Oh, : is a valid item name on Unix? Didn't know that. I guess I assumed it wasn't considered valid because that's what the path separator usually is on Unix systems

@vexx32, yes, that's surprising, but note that, similarly, ; is a valid filename character on Windows.

Incidentally, single quoting won't work for the use case that led me to discover the issue.

My original code was closer to...

& git log (Get-ExcludedLogPatterns)

...which I do not believe I can single-quote (or use --% on!)

unfortunately, that is impossible, and the current feature is guesswork, for sure,

I will reference this from #13428 native cmdlet class :-)

unfortunately, that is impossible, and the current feature is guesswork, for sure, but I suspect that it will work seamlessly in the vast majority of cases.

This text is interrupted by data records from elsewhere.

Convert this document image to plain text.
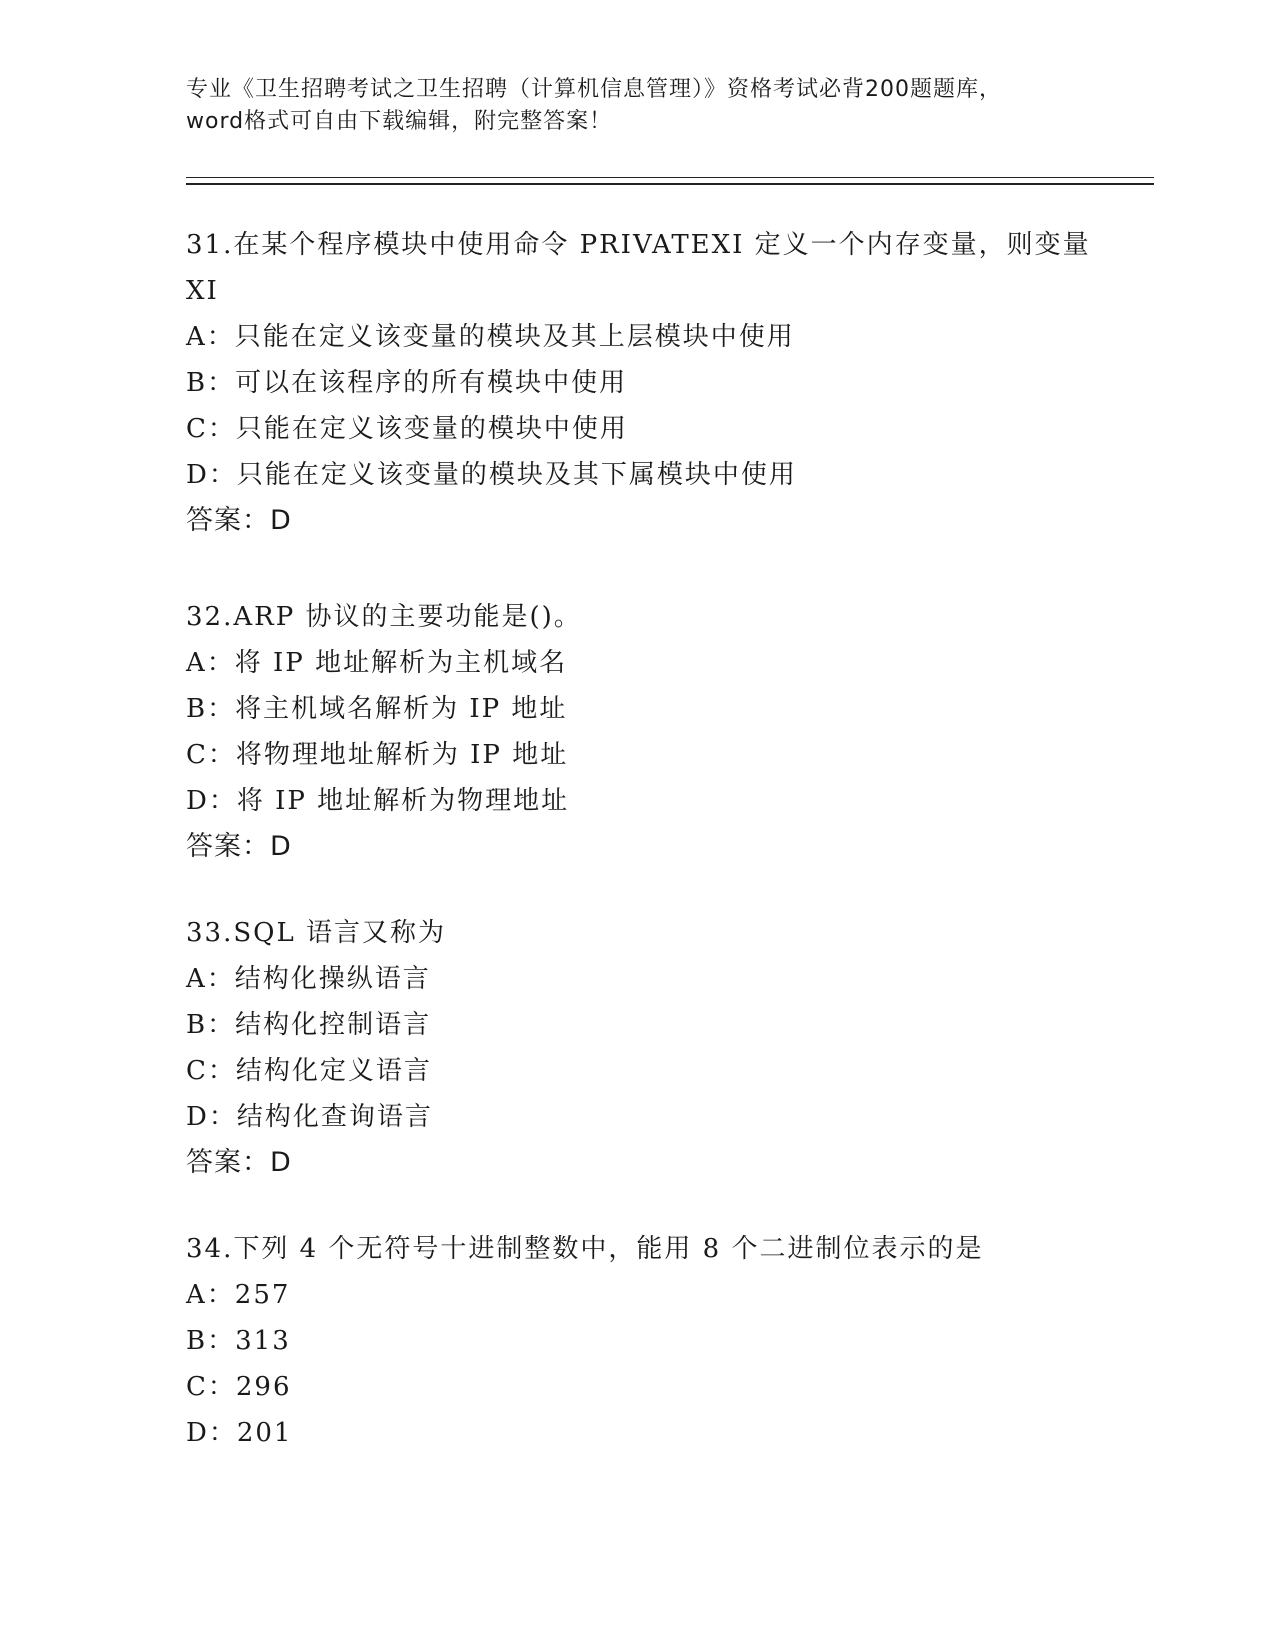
专业《卫生招聘考试之卫生招聘（计算机信息管理）》资格考试必背200题题库，
word格式可自由下载编辑，附完整答案！
31.在某个程序模块中使用命令 PRIVATEXI 定义一个内存变量，则变量
XI
A：只能在定义该变量的模块及其上层模块中使用
B：可以在该程序的所有模块中使用
C：只能在定义该变量的模块中使用
D：只能在定义该变量的模块及其下属模块中使用
答案：D
32.ARP 协议的主要功能是()。
A：将 IP 地址解析为主机域名
B：将主机域名解析为 IP 地址
C：将物理地址解析为 IP 地址
D：将 IP 地址解析为物理地址
答案：D
33.SQL 语言又称为
A：结构化操纵语言
B：结构化控制语言
C：结构化定义语言
D：结构化查询语言
答案：D
34.下列 4 个无符号十进制整数中，能用 8 个二进制位表示的是
A：257
B：313
C：296
D：201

In the case we need an way to temporary disable the feature. It can fall us in bad history like --% and quotes.

@DHowett, with additional work - which invariably involves creating an auxiliary environment variable that pollutes the child process' environment - you _can_ use --% to work around the problem, but it is obviously cumbersome :

PS> $env:_aux_arg = ':foo'; cmd --% /c echo %_aux_arg%
:foo

@iSazonov, implementing wrappers around all external CLIs that accept file-system paths is obviously impossible.

In the case we need a way to temporary disable the feature. It can fall us in bad history like --% and quotes.

I agree, and, as stated, the current mechanism - single-quoting - is both obscure and inadequate, due to only working with _literals_.

I'm not sure there's a good _in-call_ solution, and that makes me wonder whether this feature - as helpful as it may be in many cases - is worth implementing at all.

implementing wrappers around all external CLIs that accept file-system paths is obviously impossible.

Yes, but the intention is to have API so that users can easily implement helpers for important/popular native application. For the case with git we could explicitly define parameters and specify which parameters the paths accept so that the engine can convert them correctly.

@iSazonov, I think that these wrappers are the wrong way to go, as previously argued in #13428, but we should continue this discussion there.

As for the issue at hand:

  • Even in the context of the current PSNativePSPathResolution implementation, the behavior with an :-initial argument is clearly a _bug_.

  • I've created #13644, where we can continue the discussion about the general problems with PSNativePSPathResolution.

I do not believe that Issue-Question is the appropriate label for this issue. This is a significant regression in native tool use from one preview release to another, and we are at risk of shipping with it.

/cc @SteveL-MSFT

@SteveL-MSFT, @joeyaiello - since we just hit RC1, here's a gentle ping on potentially shipping catastrophic and unavoidable behavior for invoking native executables. :smile:

For 7.1, I'm going to revert the change to make this non-experimental

We marked #13734 for back port to the 7.1 release branch

@TravisEz13 You say about 7.1 label here but a label in the PR is 7.0 - typo?